Businesses using the airport include local airborne survey firms, aerial firefighting contractors that coordinate with U.S. Forest Service incident bases, and agricultural operators who undertake spraying missions similar to those supporting Idaho National Laboratory research and regional farming cooperatives. Maintenance, repair, and overhaul (MRO) activity occurs on a small scale, with line service and light airframe work analogous to small FBOs at Lewiston–Nez Perce County Airport.
The airport's safety record includes occasional minor accidents typical of general aviation facilities. Investigations have followed protocols of the National Transportation Safety Board and involved coordination with the Federal Aviation Administration. Reported incidents have ranged from landing gear malfunctions and hard landings to single-engine forced landings due to fuel exhaustion, echoing categories of mishaps documented at Federal Aviation Administration safety studies and NTSB docket summaries involving small-field operations at Payson Airport and Teton County Airport.
Local emergency response exercises have been conducted in partnership with County Emergency Management and regional hospitals to improve outcomes, mirroring community preparedness programs found in Missoula International Airport and Bozeman Yellowstone International Airport catchment areas.
Annual operations are modest, typically measured in thousands rather than tens of thousands, following patterns observed at small municipal airports like Caldwell Municipal Airport and Hailey Airport. Based aircraft include a mix of single-engine pistons, light twins, and helicopters, comparable to the fleet compositions reported by General Aviation Manufacturers Association surveys and summarized in regional airport master plans used by entities such as State Department of Transportation aviation divisions.
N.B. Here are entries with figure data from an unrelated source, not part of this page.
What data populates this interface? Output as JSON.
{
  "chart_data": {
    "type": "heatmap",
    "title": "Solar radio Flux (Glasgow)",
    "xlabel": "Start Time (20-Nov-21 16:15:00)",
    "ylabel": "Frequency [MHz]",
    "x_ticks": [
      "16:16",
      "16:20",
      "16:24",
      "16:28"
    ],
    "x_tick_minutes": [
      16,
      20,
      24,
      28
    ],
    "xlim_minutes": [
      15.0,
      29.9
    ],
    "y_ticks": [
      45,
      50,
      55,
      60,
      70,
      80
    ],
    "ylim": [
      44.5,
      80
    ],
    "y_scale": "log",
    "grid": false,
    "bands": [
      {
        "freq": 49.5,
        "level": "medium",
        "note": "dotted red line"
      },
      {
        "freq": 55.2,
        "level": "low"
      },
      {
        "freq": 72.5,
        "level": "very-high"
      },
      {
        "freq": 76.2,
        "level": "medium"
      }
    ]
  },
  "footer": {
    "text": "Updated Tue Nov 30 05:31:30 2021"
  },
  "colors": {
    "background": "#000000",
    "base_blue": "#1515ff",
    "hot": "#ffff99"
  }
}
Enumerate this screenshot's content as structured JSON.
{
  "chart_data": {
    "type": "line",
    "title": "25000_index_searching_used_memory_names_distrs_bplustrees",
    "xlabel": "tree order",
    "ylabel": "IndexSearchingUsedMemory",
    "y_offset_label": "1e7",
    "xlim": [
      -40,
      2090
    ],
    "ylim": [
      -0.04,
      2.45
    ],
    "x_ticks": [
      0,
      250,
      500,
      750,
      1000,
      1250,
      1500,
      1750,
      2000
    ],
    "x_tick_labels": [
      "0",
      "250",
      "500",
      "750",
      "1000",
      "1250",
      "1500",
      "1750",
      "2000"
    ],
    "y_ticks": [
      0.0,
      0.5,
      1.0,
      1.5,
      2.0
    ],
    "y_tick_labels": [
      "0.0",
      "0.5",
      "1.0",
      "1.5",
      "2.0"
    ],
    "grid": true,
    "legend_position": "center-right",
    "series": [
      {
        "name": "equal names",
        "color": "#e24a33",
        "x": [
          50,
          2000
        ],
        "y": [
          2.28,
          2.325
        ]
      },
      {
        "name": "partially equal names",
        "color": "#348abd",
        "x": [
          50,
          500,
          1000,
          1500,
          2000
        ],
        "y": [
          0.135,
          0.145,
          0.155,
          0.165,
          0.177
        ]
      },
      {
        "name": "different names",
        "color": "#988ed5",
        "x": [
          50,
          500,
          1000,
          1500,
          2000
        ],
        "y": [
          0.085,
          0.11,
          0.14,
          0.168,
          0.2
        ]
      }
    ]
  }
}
Seasonal peaks correspond to agricultural cycles, wildfire season, and tourist flows to nearby attractions serviced by airports like Sun Valley Airport and Craters of the Moon National Monument and Preserve. Fuel sales and tie-down revenues form a significant portion of non-tax income, a revenue model similar to that employed by Lewiston Municipal Airport and Coeur d'Alene Airport satellite facilities.
Ground access is provided by a short access road connecting to a state highway or county route, with parking for transient pilots and rental car arrangements similar to ground-transport options at Kalispell City Airport and Ely Airport. Local transit may include demand-response services coordinated with County Transit Authority and ride-hailing solutions comparable to arrangements in Boise and Reno regions. Proximity to freight corridors enables light cargo transfers to trucking firms operating along routes such as U.S. Route 20 and Interstate 84.